Even if you don’t do any of this, you can still be guilty if you hang around with people who do. Obama proposes upgrading hacking to a “racketeering” offense, means you can be guilty of being a hacker by simply acting like a hacker (without otherwise committing a specific crime). Hanging out in an IRC chat room giving advice to people now makes you a member of a “criminal enterprise”, allowing the FBI to sweep in and confiscate all your assets without charging you with a crime. If you innocently clicked on the link above, and think you can defend yourself in court, prosecutors can still use the 20-year sentence of a racketeering charge in order to force you to plea bargain down to a 1-year sentence for hacking. (Civil libertarians hate the police-state nature of racketeering laws).

Obama’s proposals come from a feeling in Washington D.C. that more needs to be done about hacking in response to massive data breaches of the last couple years. But they are blunt political solutions which reflect no technical understanding of the problem.

Most hacking is international and anonymous. They can’t catch the perpetrators no matter how much they criminalize the activities. This War on Hackers is likely to be no more effective than the War on Drugs, where after three decades the prison population has sky rocketed from 0.1% of the population to a staggering 1%. With 5% the world’s population, we have 25% of the world’s prisoners – and this has done nothing to stop drugs.
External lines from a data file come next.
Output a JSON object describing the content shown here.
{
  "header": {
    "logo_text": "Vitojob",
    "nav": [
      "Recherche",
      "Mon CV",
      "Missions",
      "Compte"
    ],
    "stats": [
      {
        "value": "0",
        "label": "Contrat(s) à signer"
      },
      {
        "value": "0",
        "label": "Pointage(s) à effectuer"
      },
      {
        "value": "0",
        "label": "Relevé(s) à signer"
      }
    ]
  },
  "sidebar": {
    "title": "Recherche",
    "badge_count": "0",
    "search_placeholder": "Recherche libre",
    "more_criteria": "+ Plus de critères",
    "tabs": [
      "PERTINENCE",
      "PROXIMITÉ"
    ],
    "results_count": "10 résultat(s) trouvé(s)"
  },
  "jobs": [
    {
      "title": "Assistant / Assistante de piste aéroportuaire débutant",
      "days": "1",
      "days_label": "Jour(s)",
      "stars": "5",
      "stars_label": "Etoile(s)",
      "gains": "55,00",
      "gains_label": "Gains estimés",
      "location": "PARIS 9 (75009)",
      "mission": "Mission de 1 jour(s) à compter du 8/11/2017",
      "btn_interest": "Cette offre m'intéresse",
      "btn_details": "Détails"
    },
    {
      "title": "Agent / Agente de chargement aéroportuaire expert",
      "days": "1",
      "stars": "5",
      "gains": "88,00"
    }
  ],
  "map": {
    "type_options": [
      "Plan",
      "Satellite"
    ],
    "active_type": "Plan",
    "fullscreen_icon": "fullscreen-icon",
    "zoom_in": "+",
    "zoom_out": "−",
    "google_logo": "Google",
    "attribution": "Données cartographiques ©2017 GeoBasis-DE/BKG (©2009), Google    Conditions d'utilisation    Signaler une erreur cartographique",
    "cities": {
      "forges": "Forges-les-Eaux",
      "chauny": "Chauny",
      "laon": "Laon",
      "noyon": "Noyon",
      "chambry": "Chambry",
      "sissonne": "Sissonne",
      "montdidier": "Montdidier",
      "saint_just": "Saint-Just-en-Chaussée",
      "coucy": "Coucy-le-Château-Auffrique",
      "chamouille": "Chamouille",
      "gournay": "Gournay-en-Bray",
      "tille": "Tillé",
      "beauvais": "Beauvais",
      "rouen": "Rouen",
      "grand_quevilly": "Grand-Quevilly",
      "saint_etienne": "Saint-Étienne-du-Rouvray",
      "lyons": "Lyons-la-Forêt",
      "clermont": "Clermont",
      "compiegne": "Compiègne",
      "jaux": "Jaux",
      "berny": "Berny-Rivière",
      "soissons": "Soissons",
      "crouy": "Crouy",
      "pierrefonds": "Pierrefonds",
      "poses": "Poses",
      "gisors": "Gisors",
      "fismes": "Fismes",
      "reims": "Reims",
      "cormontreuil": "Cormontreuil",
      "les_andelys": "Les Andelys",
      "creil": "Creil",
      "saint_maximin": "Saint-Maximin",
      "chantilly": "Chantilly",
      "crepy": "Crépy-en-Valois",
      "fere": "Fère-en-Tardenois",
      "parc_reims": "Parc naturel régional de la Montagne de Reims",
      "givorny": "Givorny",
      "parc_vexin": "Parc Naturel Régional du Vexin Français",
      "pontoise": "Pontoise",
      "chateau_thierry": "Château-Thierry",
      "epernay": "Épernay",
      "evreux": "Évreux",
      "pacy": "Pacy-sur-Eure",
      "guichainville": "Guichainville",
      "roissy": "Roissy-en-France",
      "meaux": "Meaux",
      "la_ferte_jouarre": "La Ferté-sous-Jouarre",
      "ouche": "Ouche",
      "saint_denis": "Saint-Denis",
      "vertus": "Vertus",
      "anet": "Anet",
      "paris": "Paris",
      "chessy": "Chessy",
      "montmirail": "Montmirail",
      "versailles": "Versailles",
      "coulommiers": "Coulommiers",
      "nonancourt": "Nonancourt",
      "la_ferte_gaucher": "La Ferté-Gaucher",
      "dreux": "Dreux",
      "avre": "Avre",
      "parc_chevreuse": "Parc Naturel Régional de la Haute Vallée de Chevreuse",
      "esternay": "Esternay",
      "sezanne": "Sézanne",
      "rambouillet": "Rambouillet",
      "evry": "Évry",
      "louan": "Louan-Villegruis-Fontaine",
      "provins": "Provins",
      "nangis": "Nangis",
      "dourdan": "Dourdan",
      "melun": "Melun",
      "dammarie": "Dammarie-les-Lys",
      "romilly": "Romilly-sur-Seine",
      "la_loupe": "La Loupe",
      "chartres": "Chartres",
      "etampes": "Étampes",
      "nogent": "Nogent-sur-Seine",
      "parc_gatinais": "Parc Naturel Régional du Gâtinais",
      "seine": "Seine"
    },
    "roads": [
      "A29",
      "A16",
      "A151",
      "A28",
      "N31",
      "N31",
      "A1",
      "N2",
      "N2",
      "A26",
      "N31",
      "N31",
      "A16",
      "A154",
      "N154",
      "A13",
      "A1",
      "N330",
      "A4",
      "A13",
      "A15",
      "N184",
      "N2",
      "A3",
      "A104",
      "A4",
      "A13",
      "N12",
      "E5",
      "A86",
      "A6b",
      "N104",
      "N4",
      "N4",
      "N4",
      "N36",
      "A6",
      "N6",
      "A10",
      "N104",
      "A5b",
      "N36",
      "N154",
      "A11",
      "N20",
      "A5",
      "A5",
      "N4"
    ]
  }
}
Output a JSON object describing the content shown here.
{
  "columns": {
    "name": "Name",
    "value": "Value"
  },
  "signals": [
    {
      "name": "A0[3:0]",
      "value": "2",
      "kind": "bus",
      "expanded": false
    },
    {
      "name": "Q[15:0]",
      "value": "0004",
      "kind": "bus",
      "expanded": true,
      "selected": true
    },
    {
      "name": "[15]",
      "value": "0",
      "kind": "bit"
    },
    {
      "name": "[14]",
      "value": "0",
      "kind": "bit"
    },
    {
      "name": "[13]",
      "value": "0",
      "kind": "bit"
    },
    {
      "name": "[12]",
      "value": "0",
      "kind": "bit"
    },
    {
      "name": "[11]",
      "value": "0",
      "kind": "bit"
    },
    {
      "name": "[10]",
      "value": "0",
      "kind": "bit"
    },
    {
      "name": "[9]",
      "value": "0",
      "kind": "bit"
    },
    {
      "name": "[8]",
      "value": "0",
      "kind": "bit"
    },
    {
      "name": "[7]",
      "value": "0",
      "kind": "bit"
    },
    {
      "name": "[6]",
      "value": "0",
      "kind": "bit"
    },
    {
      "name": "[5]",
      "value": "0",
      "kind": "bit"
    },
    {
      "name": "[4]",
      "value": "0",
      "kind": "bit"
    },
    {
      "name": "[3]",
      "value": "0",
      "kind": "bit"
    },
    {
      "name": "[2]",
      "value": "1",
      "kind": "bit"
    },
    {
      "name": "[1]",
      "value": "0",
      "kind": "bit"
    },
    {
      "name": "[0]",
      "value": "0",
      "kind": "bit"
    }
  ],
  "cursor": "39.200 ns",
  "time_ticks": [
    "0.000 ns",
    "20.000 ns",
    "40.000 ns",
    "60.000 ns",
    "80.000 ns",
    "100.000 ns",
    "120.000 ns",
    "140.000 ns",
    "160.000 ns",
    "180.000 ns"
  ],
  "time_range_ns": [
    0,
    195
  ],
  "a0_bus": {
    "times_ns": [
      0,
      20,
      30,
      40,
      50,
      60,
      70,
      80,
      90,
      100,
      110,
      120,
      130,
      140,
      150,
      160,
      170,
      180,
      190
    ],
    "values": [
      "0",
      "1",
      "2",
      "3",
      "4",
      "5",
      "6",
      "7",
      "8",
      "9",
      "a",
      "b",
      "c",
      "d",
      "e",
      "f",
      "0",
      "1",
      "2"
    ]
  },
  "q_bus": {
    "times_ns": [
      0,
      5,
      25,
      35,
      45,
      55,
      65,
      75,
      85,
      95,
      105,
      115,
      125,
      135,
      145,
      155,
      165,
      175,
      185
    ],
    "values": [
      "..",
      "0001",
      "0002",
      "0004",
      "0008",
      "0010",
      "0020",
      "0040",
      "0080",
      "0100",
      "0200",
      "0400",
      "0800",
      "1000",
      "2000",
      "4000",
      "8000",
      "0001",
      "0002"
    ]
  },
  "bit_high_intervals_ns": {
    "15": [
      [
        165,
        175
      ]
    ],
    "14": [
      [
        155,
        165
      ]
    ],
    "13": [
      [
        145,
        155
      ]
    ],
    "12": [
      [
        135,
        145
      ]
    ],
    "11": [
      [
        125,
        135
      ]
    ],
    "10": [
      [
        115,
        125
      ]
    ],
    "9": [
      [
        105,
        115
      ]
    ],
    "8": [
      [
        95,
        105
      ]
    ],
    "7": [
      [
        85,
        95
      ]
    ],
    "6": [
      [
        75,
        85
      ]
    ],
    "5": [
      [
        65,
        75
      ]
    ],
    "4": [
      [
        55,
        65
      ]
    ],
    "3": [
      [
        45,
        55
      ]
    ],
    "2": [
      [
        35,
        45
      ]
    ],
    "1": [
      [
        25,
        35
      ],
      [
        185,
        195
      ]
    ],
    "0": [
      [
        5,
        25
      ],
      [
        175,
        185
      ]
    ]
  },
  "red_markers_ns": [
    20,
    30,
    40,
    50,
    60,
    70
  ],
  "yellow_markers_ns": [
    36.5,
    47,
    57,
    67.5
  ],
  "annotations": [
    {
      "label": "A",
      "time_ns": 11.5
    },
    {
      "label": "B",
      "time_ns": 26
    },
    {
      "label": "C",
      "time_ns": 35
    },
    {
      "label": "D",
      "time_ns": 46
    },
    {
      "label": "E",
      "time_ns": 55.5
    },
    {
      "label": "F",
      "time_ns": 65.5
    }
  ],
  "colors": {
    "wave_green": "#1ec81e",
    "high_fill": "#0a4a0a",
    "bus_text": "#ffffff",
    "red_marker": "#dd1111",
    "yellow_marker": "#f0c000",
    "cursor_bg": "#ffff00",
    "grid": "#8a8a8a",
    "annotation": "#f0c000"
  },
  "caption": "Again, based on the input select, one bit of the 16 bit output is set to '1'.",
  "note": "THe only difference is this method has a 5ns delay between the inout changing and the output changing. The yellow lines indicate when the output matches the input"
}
Likewise, while Obama’s new laws will dramatically increase hacking prosecutions, they’ll be of largely innocent people rather than the real hackers that matter.

Internet innovation happens by trying things first then asking for permission later. Obama’s law will change that. For example, a search engine like Google downloads a copy of every website in order to create a search “index”. This sort of thing is grandfathered in, but if “copying the entire website” were a new idea, it would be something made illegal by the new laws. Such copies knowingly get information that website owners don’t intend to make public. Similarly, had hacking laws been around in the 1980s, the founders of Apple might’ve still been in jail today, serving out long sentences for trafficking in illegal access devices.

The most important innovators this law would affect are the cybersecurity professionals that protect the Internet. If you cared about things such as “national security” and “cyberterrorism”, then this should be your biggest fear. Because of our knowledge, we do innocent things that look to outsiders like “hacking”. Protecting computers often means attacking them. The more you crack down on hackers, the more of a chilling effect you create in our profession. This creates an open-door for nation-state hackers and the real cybercriminals.

Along with its Hacking Prohibition law, Obama is also proposing a massive Internet Surveillance law. Companies currently monitor their networks, using cybersecurity products like firewalls, IPSs, and anti-virus. Obama wants to strong-arm companies into sharing that information with the government, creating a virtualized or “cloud” surveillance system.

In short, President Obama’s War on Hackers is a bad thing, creating a Cyber Police State. The current laws already overcriminalize innocent actions and allow surveillance of innocent people. We need to roll those laws back, not extend them.